US Federal Reserve Bank of San Francisco President John Williams played down a “low” reading on second-quarter US growth and said the economy could still warrant as many as two interest-rate increases this year — or none.

“There’s definitely a data stream that could come through in the next couple of months that I think would be supportive of two rate increases,” Williams told reporters on Friday after speaking in Cambridge, Massachusetts. “There’s data that we could get that wouldn’t be supportive of that — it could be one, maybe, or none. Time will tell.”

The US Department of Commerce on earlier Friday reported that the economy expanded at a 1.2 percent annualized pace, less than half the advance projected by economists in a Bloomberg survey.

Dallas Fed President Rob Kaplan, who also spoke on Friday, echoed Williams’ wait-and-see attitude, saying that he would not “overreact to one data point,” particularly because the report showed consumer spending continued to be strong.

“We’re still hopeful for solid GDP growth this year, and the basis for that is the consumer,” Kaplan told reporters at an event in Albuquerque, New Mexico.

The pair were the first Fed officials to speak publicly since policymakers held interest rates steady on Wednesday for the fifth straight meeting.

The Fed was slightly more upbeat about the US economy in a statement released after its two-day gathering, taking a step toward an increase later this year without signaling how soon a move might come.

Fed Chair Janet Yellen and her colleagues have been watching for evidence of how headwinds from abroad, including fallout over Britain’s decision to leave the EU, will affect US hiring and progress in lifting inflation toward their goal of 2 percent.

“The GDP number for the second quarter was low,” said Williams, who is not a voting member of the policy-setting Federal Open Market Committee (FOMC) this year. “Final sales actually looked pretty good,” though, and “a lot of the second-quarter weakness, part of it was really inventory swings.”

Williams also said inflation data were “more or less what I had been expecting,” while the effects on the US economy from the Brexit vote appeared to be “very modest.”

Kaplan, who does not vote on the FOMC until next year, said the Fed should be looking for opportunities to raise rates, “but you can’t force it.”

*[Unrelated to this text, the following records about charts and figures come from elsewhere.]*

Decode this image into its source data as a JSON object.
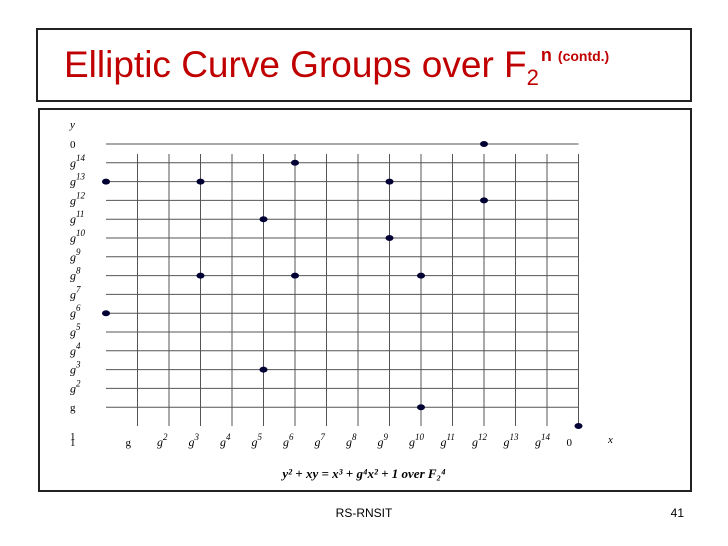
{
  "slide": {
    "title_main": "Elliptic Curve Groups over F",
    "title_sub": "2",
    "title_sup": "n",
    "title_contd": "(contd.)",
    "footer": "RS-RNSIT",
    "page_number": "41"
  },
  "chart_data": {
    "type": "scatter",
    "title": "",
    "caption": "y² + xy = x³ + g⁴x² + 1  over  F₂⁴",
    "xlabel": "x",
    "ylabel": "y",
    "grid": true,
    "x_categories": [
      "1",
      "g",
      "g2",
      "g3",
      "g4",
      "g5",
      "g6",
      "g7",
      "g8",
      "g9",
      "g10",
      "g11",
      "g12",
      "g13",
      "g14",
      "0"
    ],
    "y_categories": [
      "1",
      "g",
      "g2",
      "g3",
      "g4",
      "g5",
      "g6",
      "g7",
      "g8",
      "g9",
      "g10",
      "g11",
      "g12",
      "g13",
      "g14",
      "0"
    ],
    "x_tick_labels": [
      {
        "base": "1",
        "exp": ""
      },
      {
        "base": "g",
        "exp": ""
      },
      {
        "base": "g",
        "exp": "2"
      },
      {
        "base": "g",
        "exp": "3"
      },
      {
        "base": "g",
        "exp": "4"
      },
      {
        "base": "g",
        "exp": "5"
      },
      {
        "base": "g",
        "exp": "6"
      },
      {
        "base": "g",
        "exp": "7"
      },
      {
        "base": "g",
        "exp": "8"
      },
      {
        "base": "g",
        "exp": "9"
      },
      {
        "base": "g",
        "exp": "10"
      },
      {
        "base": "g",
        "exp": "11"
      },
      {
        "base": "g",
        "exp": "12"
      },
      {
        "base": "g",
        "exp": "13"
      },
      {
        "base": "g",
        "exp": "14"
      },
      {
        "base": "0",
        "exp": ""
      }
    ],
    "y_tick_labels": [
      {
        "base": "1",
        "exp": ""
      },
      {
        "base": "g",
        "exp": ""
      },
      {
        "base": "g",
        "exp": "2"
      },
      {
        "base": "g",
        "exp": "3"
      },
      {
        "base": "g",
        "exp": "4"
      },
      {
        "base": "g",
        "exp": "5"
      },
      {
        "base": "g",
        "exp": "6"
      },
      {
        "base": "g",
        "exp": "7"
      },
      {
        "base": "g",
        "exp": "8"
      },
      {
        "base": "g",
        "exp": "9"
      },
      {
        "base": "g",
        "exp": "10"
      },
      {
        "base": "g",
        "exp": "11"
      },
      {
        "base": "g",
        "exp": "12"
      },
      {
        "base": "g",
        "exp": "13"
      },
      {
        "base": "g",
        "exp": "14"
      },
      {
        "base": "0",
        "exp": ""
      }
    ],
    "points": [
      {
        "x": "1",
        "y": "g13"
      },
      {
        "x": "1",
        "y": "g6"
      },
      {
        "x": "g3",
        "y": "g13"
      },
      {
        "x": "g3",
        "y": "g8"
      },
      {
        "x": "g5",
        "y": "g11"
      },
      {
        "x": "g5",
        "y": "g3"
      },
      {
        "x": "g6",
        "y": "g14"
      },
      {
        "x": "g6",
        "y": "g8"
      },
      {
        "x": "g9",
        "y": "g13"
      },
      {
        "x": "g9",
        "y": "g10"
      },
      {
        "x": "g10",
        "y": "g8"
      },
      {
        "x": "g10",
        "y": "g"
      },
      {
        "x": "g12",
        "y": "0"
      },
      {
        "x": "g12",
        "y": "g12"
      },
      {
        "x": "0",
        "y": "1"
      }
    ]
  },
  "colors": {
    "title": "#c00000",
    "grid": "#555555",
    "point": "#000033"
  }
}
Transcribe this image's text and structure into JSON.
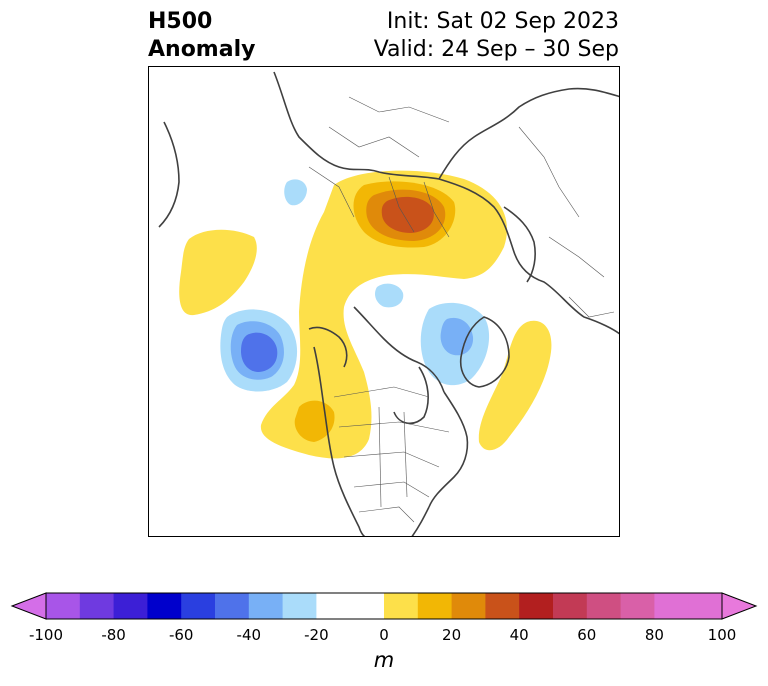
{
  "title": {
    "left_line1": "H500",
    "left_line2": "Anomaly",
    "right_line1": "Init: Sat 02 Sep 2023",
    "right_line2": "Valid: 24 Sep – 30 Sep"
  },
  "colorbar": {
    "unit": "m",
    "ticks": [
      "-100",
      "-80",
      "-60",
      "-40",
      "-20",
      "0",
      "20",
      "40",
      "60",
      "80",
      "100"
    ],
    "colors": [
      "#a855e8",
      "#6f3ae0",
      "#3c1fd6",
      "#0000cc",
      "#2a3fe0",
      "#4f72ea",
      "#78b0f6",
      "#aadcfa",
      "#ffffff",
      "#ffffff",
      "#fde04a",
      "#f2b705",
      "#e08a0a",
      "#c9521a",
      "#b21f1f",
      "#c23a55",
      "#cf4f82",
      "#d960a8",
      "#e070d5",
      "#e070d5"
    ],
    "extend_low_color": "#d46ee8",
    "extend_high_color": "#e879dc"
  },
  "map": {
    "projection": "north polar stereographic",
    "anomaly_colors": {
      "pos_10": "#fde04a",
      "pos_20": "#f2b705",
      "pos_30": "#e08a0a",
      "pos_40": "#c9521a",
      "neg_10": "#aadcfa",
      "neg_20": "#78b0f6",
      "neg_30": "#4f72ea"
    }
  }
}
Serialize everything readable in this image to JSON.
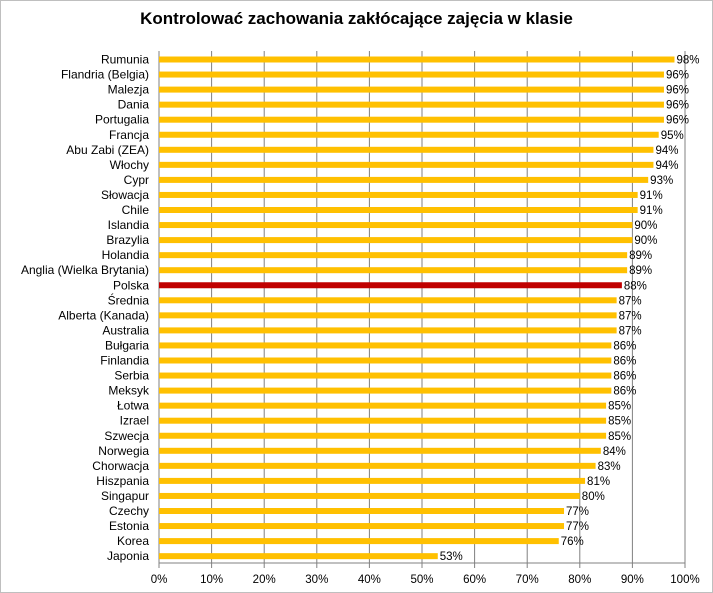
{
  "chart_data": {
    "type": "bar",
    "orientation": "horizontal",
    "title": "Kontrolować zachowania zakłócające zajęcia w klasie",
    "categories": [
      "Rumunia",
      "Flandria (Belgia)",
      "Malezja",
      "Dania",
      "Portugalia",
      "Francja",
      "Abu Zabi (ZEA)",
      "Włochy",
      "Cypr",
      "Słowacja",
      "Chile",
      "Islandia",
      "Brazylia",
      "Holandia",
      "Anglia (Wielka Brytania)",
      "Polska",
      "Średnia",
      "Alberta (Kanada)",
      "Australia",
      "Bułgaria",
      "Finlandia",
      "Serbia",
      "Meksyk",
      "Łotwa",
      "Izrael",
      "Szwecja",
      "Norwegia",
      "Chorwacja",
      "Hiszpania",
      "Singapur",
      "Czechy",
      "Estonia",
      "Korea",
      "Japonia"
    ],
    "values": [
      98,
      96,
      96,
      96,
      96,
      95,
      94,
      94,
      93,
      91,
      91,
      90,
      90,
      89,
      89,
      88,
      87,
      87,
      87,
      86,
      86,
      86,
      86,
      85,
      85,
      85,
      84,
      83,
      81,
      80,
      77,
      77,
      76,
      53
    ],
    "value_labels": [
      "98%",
      "96%",
      "96%",
      "96%",
      "96%",
      "95%",
      "94%",
      "94%",
      "93%",
      "91%",
      "91%",
      "90%",
      "90%",
      "89%",
      "89%",
      "88%",
      "87%",
      "87%",
      "87%",
      "86%",
      "86%",
      "86%",
      "86%",
      "85%",
      "85%",
      "85%",
      "84%",
      "83%",
      "81%",
      "80%",
      "77%",
      "77%",
      "76%",
      "53%"
    ],
    "highlight_category": "Polska",
    "xlim": [
      0,
      100
    ],
    "x_ticks": [
      "0%",
      "10%",
      "20%",
      "30%",
      "40%",
      "50%",
      "60%",
      "70%",
      "80%",
      "90%",
      "100%"
    ],
    "grid": "vertical",
    "legend": "none",
    "colors": {
      "bar": "#ffc000",
      "highlight": "#c00000",
      "grid": "#808080"
    }
  }
}
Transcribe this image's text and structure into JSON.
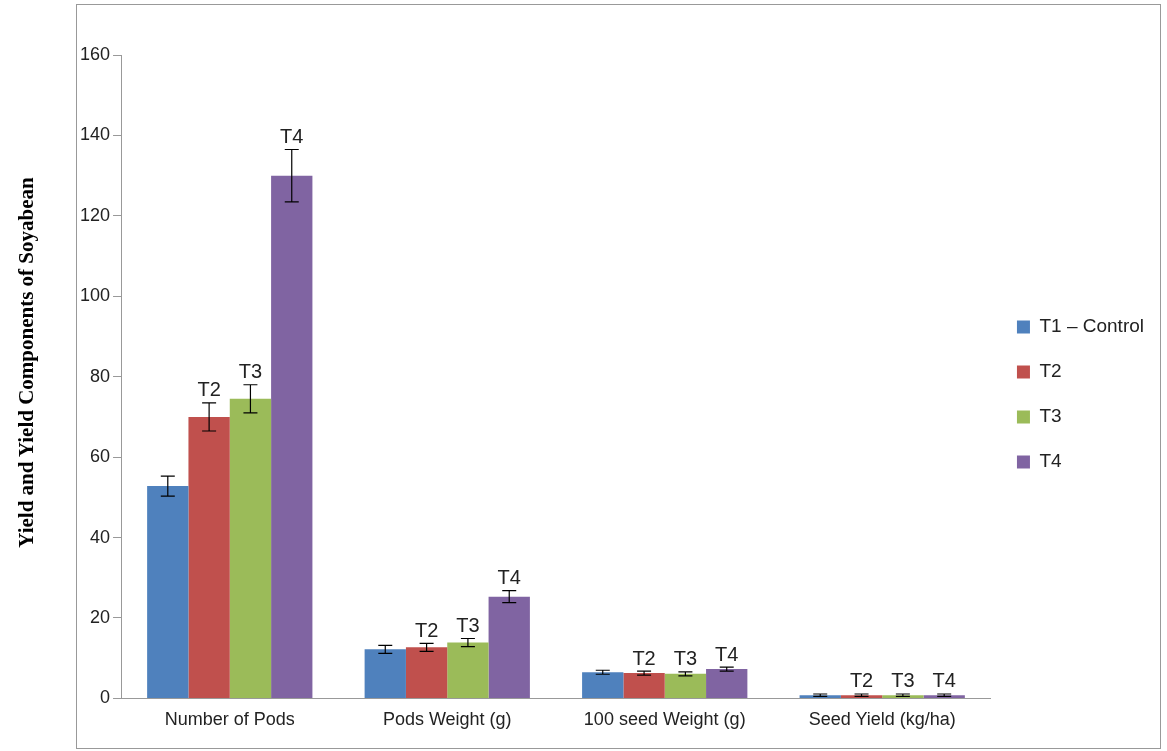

“What I’m looking for is continuing improvement and forward momentum in GDP,” he said. “A number like this makes you want to see more information.”

The US central bank has been on hold since it raised its target for the Fed funds rates by a quarter-point in December last year from 0.25 percent to 0.5 percent, ending seven years of near-zero rates.

Its most recent forecasts, released last month, showed that the median estimate of policy makers was for two more quarter-point rate increases this year, though six of the 17 officials submitting projections saw only one move.

“It makes sense to continue on the process of the gradual removal of accommodation — my personal view is it makes sense, assuming the data will support that, to raise rates again this year, but it is data-dependent,” Williams said. “We’ll get a couple more employment reports, more data on inflation before our next meeting.”

The FOMC next meets on Sept. 20 and Sept. 21.